Intelligent judgment of contact intent
The sensor can not only detect the magnitude of the force, but also combine factors such as the trend of force change and duration to determine whether the contact is an accidental collision or an intentional interaction.
For example, if the change in force is instantaneous and large in magnitude, it may be judged as a collision; while if the force changes gradually and fluctuates within a small range, it may be that the operator is performing some slight guidance or adjustment operations.
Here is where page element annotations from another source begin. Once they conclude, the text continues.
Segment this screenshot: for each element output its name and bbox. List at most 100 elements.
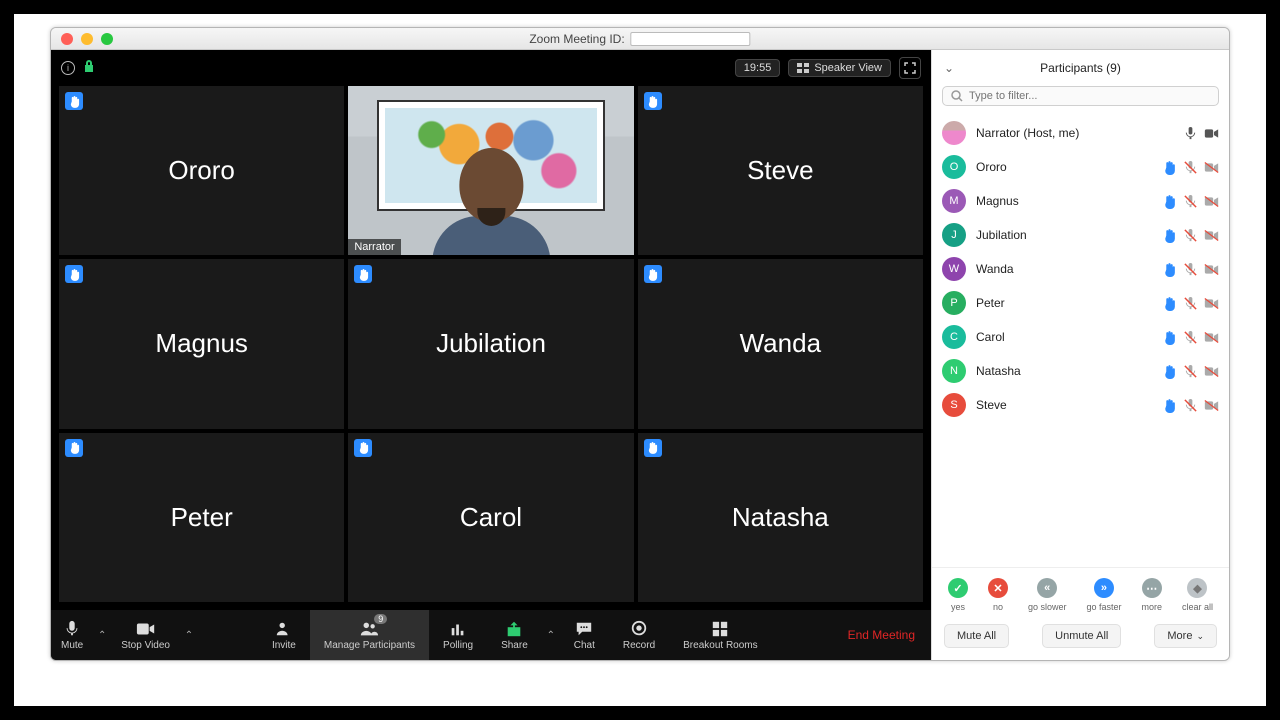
participant-row[interactable]: M Magnus xyxy=(942,184,1219,218)
raised-hand-icon xyxy=(65,265,83,283)
participants-more-button[interactable]: More ⌄ xyxy=(1154,624,1217,648)
participant-name: Peter xyxy=(976,296,1152,310)
participant-name-label: Wanda xyxy=(740,328,821,359)
polling-button[interactable]: Polling xyxy=(429,610,487,660)
participant-search[interactable] xyxy=(942,86,1219,106)
video-tile[interactable]: Narrator xyxy=(348,86,633,255)
raised-hand-icon xyxy=(644,92,662,110)
participant-row[interactable]: SSteve xyxy=(942,388,1219,422)
chat-button[interactable]: Chat xyxy=(560,610,609,660)
camera-off-icon xyxy=(1204,364,1219,379)
stop-video-button[interactable]: Stop Video xyxy=(111,610,180,660)
mic-muted-icon xyxy=(1183,296,1198,311)
mute-button[interactable]: Mute xyxy=(51,610,93,660)
participant-row[interactable]: WWanda xyxy=(942,252,1219,286)
active-speaker-video xyxy=(348,86,633,255)
video-tile[interactable]: Peter xyxy=(59,433,344,602)
manage-participants-button[interactable]: 9 Manage Participants xyxy=(310,610,429,660)
video-tile[interactable]: Steve xyxy=(638,86,923,255)
share-options-caret[interactable]: ⌃ xyxy=(542,610,560,660)
traffic-lights xyxy=(61,33,113,45)
participant-row[interactable]: O Ororo xyxy=(942,150,1219,184)
unmute-all-button[interactable]: Unmute All xyxy=(1042,624,1121,648)
avatar: N xyxy=(942,359,966,383)
participant-row[interactable]: P Peter xyxy=(942,286,1219,320)
end-meeting-button[interactable]: End Meeting xyxy=(832,628,931,642)
nonverbal-go-slower-button[interactable]: «go slower xyxy=(1028,578,1067,612)
search-icon xyxy=(951,90,963,102)
avatar: P xyxy=(942,291,966,315)
avatar: C xyxy=(942,325,966,349)
video-options-caret[interactable]: ⌃ xyxy=(180,610,198,660)
participant-name: Narrator (Host, me) xyxy=(976,126,1173,140)
participant-name-label: Ororo xyxy=(168,155,234,186)
recording-time: 19:55 xyxy=(735,59,781,77)
participant-row[interactable]: J Jubilation xyxy=(942,218,1219,252)
video-tile[interactable]: Magnus xyxy=(59,259,344,428)
raised-hand-icon xyxy=(1162,330,1177,345)
camera-icon xyxy=(1204,126,1219,141)
mic-muted-icon xyxy=(1183,262,1198,277)
window-title: Zoom Meeting ID: xyxy=(529,32,624,46)
mic-muted-icon xyxy=(1183,364,1198,379)
participants-panel: ⌄ Participants (9) Narrator (Host, me)OO… xyxy=(931,50,1229,660)
meeting-info-icon[interactable]: i xyxy=(61,61,75,75)
raised-hand-icon xyxy=(1162,296,1177,311)
participant-name: Jubilation xyxy=(976,228,1152,242)
camera-off-icon xyxy=(1204,398,1219,413)
mic-muted-icon xyxy=(1183,194,1198,209)
raised-hand-icon xyxy=(354,439,372,457)
nonverbal-yes-button[interactable]: ✓yes xyxy=(948,578,968,612)
encryption-lock-icon xyxy=(83,59,95,78)
participant-name-label: Magnus xyxy=(155,328,248,359)
video-tile[interactable]: Jubilation xyxy=(348,259,633,428)
mic-muted-icon xyxy=(1183,398,1198,413)
video-area: i 19:55 Speaker View Oro xyxy=(51,50,931,660)
mic-muted-icon xyxy=(1183,228,1198,243)
app-window: Zoom Meeting ID: i 19:55 Speaker View xyxy=(50,27,1230,661)
avatar: O xyxy=(942,155,966,179)
nonverbal-go-faster-button[interactable]: »go faster xyxy=(1086,578,1121,612)
minimize-window-button[interactable] xyxy=(81,33,93,45)
avatar: J xyxy=(942,223,966,247)
mute-all-button[interactable]: Mute All xyxy=(944,624,1009,648)
mute-options-caret[interactable]: ⌃ xyxy=(93,610,111,660)
raised-hand-icon xyxy=(65,439,83,457)
video-tile[interactable]: Wanda xyxy=(638,259,923,428)
participant-row[interactable]: Narrator (Host, me) xyxy=(942,116,1219,150)
close-window-button[interactable] xyxy=(61,33,73,45)
camera-off-icon xyxy=(1204,330,1219,345)
video-tile[interactable]: Carol xyxy=(348,433,633,602)
raised-hand-icon xyxy=(1162,398,1177,413)
video-tile[interactable]: Ororo xyxy=(59,86,344,255)
participant-name-label: Steve xyxy=(747,155,814,186)
nonverbal-no-button[interactable]: ✕no xyxy=(988,578,1008,612)
speaker-view-button[interactable]: Speaker View xyxy=(788,59,891,77)
camera-off-icon xyxy=(1204,228,1219,243)
participants-count-badge: 9 xyxy=(374,614,387,624)
participant-row[interactable]: C Carol xyxy=(942,320,1219,354)
participant-name: Magnus xyxy=(976,194,1152,208)
record-button[interactable]: Record xyxy=(609,610,669,660)
breakout-rooms-button[interactable]: Breakout Rooms xyxy=(669,610,771,660)
participant-name-label: Peter xyxy=(171,502,233,533)
video-tile[interactable]: Natasha xyxy=(638,433,923,602)
nonverbal-clear-all-button[interactable]: ◆clear all xyxy=(1182,578,1213,612)
participant-search-input[interactable] xyxy=(969,90,1210,102)
invite-button[interactable]: Invite xyxy=(258,610,310,660)
participant-name: Carol xyxy=(976,330,1152,344)
avatar: M xyxy=(942,189,966,213)
zoom-window-button[interactable] xyxy=(101,33,113,45)
nonverbal-more-button[interactable]: ⋯more xyxy=(1141,578,1162,612)
raised-hand-icon xyxy=(1162,160,1177,175)
mic-muted-icon xyxy=(1183,160,1198,175)
share-button[interactable]: Share xyxy=(487,610,542,660)
collapse-panel-caret[interactable]: ⌄ xyxy=(944,61,954,75)
nonverbal-feedback-row: ✓yes ✕no «go slower »go faster ⋯more ◆clear a… xyxy=(932,567,1229,616)
meeting-id-input[interactable] xyxy=(631,32,751,46)
participant-name: Ororo xyxy=(976,160,1152,174)
participant-name-label: Natasha xyxy=(732,502,829,533)
participant-row[interactable]: NNatasha xyxy=(942,354,1219,388)
video-grid: Ororo Narrator Steve Magnus Jubilation Wanda P… xyxy=(59,86,923,602)
fullscreen-button[interactable] xyxy=(899,57,921,79)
In this case, the robot can make a corresponding gentle response according to the preset program, instead of stopping directly.
III. Security Response Strategy
Emergency stop mechanism
When the force detected by the six-dimensional force sensor exceeds the safety threshold, the most direct safety response strategy is to immediately stop the robot. This can effectively prevent the robot from causing further injury to the operator.
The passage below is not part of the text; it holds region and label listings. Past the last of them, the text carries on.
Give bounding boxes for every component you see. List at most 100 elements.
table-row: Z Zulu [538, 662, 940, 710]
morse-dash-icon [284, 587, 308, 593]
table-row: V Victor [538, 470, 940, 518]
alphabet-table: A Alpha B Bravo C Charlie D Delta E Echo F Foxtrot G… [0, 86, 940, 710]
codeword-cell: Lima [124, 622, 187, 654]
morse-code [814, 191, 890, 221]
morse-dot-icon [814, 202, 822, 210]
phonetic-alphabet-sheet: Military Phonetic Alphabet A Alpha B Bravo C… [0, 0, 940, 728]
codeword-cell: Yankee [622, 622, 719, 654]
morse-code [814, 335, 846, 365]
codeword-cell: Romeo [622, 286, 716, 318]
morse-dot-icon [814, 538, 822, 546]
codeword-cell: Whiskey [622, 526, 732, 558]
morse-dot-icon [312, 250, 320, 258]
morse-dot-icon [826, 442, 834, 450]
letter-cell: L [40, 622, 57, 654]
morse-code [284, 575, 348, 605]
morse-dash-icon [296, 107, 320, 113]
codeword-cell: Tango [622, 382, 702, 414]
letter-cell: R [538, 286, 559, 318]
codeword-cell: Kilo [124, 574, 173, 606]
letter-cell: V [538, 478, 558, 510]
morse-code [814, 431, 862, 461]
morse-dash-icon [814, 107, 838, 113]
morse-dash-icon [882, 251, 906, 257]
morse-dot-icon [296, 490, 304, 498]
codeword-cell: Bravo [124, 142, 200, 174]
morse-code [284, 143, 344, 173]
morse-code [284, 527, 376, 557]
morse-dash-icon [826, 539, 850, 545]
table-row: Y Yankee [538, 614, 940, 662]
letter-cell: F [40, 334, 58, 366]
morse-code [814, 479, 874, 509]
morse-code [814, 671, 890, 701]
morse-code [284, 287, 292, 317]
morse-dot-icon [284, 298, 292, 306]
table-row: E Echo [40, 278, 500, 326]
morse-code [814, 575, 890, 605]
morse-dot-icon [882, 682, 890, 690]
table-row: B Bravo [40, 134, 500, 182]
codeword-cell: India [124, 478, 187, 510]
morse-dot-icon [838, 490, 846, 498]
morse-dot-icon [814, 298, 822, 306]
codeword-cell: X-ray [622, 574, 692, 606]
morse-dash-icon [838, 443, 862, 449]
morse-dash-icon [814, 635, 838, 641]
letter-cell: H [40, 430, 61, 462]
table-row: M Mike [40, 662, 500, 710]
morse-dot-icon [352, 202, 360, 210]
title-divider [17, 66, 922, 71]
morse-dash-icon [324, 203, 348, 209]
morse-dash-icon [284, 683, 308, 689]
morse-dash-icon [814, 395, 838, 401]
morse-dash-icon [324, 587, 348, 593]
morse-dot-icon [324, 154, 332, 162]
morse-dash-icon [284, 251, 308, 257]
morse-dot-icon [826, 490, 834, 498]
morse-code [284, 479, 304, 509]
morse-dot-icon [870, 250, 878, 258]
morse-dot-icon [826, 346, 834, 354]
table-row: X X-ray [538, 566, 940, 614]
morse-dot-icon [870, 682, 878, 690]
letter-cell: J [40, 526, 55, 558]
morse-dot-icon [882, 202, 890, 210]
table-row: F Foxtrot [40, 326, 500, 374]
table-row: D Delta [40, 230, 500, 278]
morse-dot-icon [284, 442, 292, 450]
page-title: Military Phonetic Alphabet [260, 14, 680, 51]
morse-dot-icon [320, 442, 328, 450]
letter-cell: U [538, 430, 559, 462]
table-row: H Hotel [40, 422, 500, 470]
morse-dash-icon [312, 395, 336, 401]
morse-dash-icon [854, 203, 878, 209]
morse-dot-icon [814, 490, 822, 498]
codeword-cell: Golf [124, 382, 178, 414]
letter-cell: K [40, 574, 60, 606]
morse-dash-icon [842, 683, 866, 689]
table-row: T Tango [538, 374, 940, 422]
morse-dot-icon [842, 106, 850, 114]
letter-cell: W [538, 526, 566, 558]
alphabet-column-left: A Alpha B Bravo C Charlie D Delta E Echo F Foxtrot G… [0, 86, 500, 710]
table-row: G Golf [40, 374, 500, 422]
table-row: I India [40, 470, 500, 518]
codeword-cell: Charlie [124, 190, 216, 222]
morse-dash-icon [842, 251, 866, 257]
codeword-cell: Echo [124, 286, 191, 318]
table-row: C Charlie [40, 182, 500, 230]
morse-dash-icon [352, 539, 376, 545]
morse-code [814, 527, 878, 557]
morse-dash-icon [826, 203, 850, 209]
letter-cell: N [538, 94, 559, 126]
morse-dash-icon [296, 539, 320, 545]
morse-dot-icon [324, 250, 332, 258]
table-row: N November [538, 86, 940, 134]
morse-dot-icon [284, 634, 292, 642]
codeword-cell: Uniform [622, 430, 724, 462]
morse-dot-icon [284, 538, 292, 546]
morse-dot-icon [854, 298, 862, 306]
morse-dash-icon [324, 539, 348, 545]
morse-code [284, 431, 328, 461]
In industrial manufacturing workshops, when a worker accidentally collides with a collaborative robot, sensors will quickly send a signal to immediately stop the robot's power system, preventing the robot's robotic arm and other components from continuing to move and crush or collide with the operator.
Speed and trajectory adjustment
In addition to emergency stops, robots can also adjust their speed and trajectory based on force information from sensors. This response method can provide more flexible safety assurance in some situations.
For example, in a logistics warehouse, when an operator has slight contact with a robot that is moving goods, the robot can appropriately reduce its speed and change its direction of movement based on the direction and magnitude of the force detected by its sensors, in order to avoid causing injury to the operator and to minimize disruption to the workflow.
Force feedback warning
The six-dimensional force sensor can also issue warnings to operators through force feedback. When the contact force approaches the safety threshold, the robot can generate slight resistance or vibration to alert the operator.
In some collaborative assembly tasks, the robot can alert the operator when their hand is about to approach the robot's high-speed movement area, reducing the possibility of a collision.
IV. System Integration and Security Standards Compliance
Integration with robot control systems
Six-dimensional force sensors can be well integrated with robot control systems. The sensors transmit the detected force and torque information to the control system in real time, and the control system executes corresponding safety strategies based on this information.
This integration is achieved through standard communication interfaces (such as Ethernet, CAN bus, etc.), ensuring fast and accurate information transmission. For example, in robot programming, a dedicated interrupt routine can be set to immediately execute the corresponding safety operation upon receiving a safety signal from a sensor.
Meets safety standards
Using six-dimensional force sensors ensures safety in human-robot collaboration, complying with various industry safety standards. For example, the ISO/TS 15066 standard specifies the force and energy limits for collaborative robots during human-robot contact.
The application of six-dimensional force sensors can help robot systems meet these standards, making the use of robots in human-robot collaborative environments safer and more reliable, thereby promoting the widespread application of human-robot collaborative technology.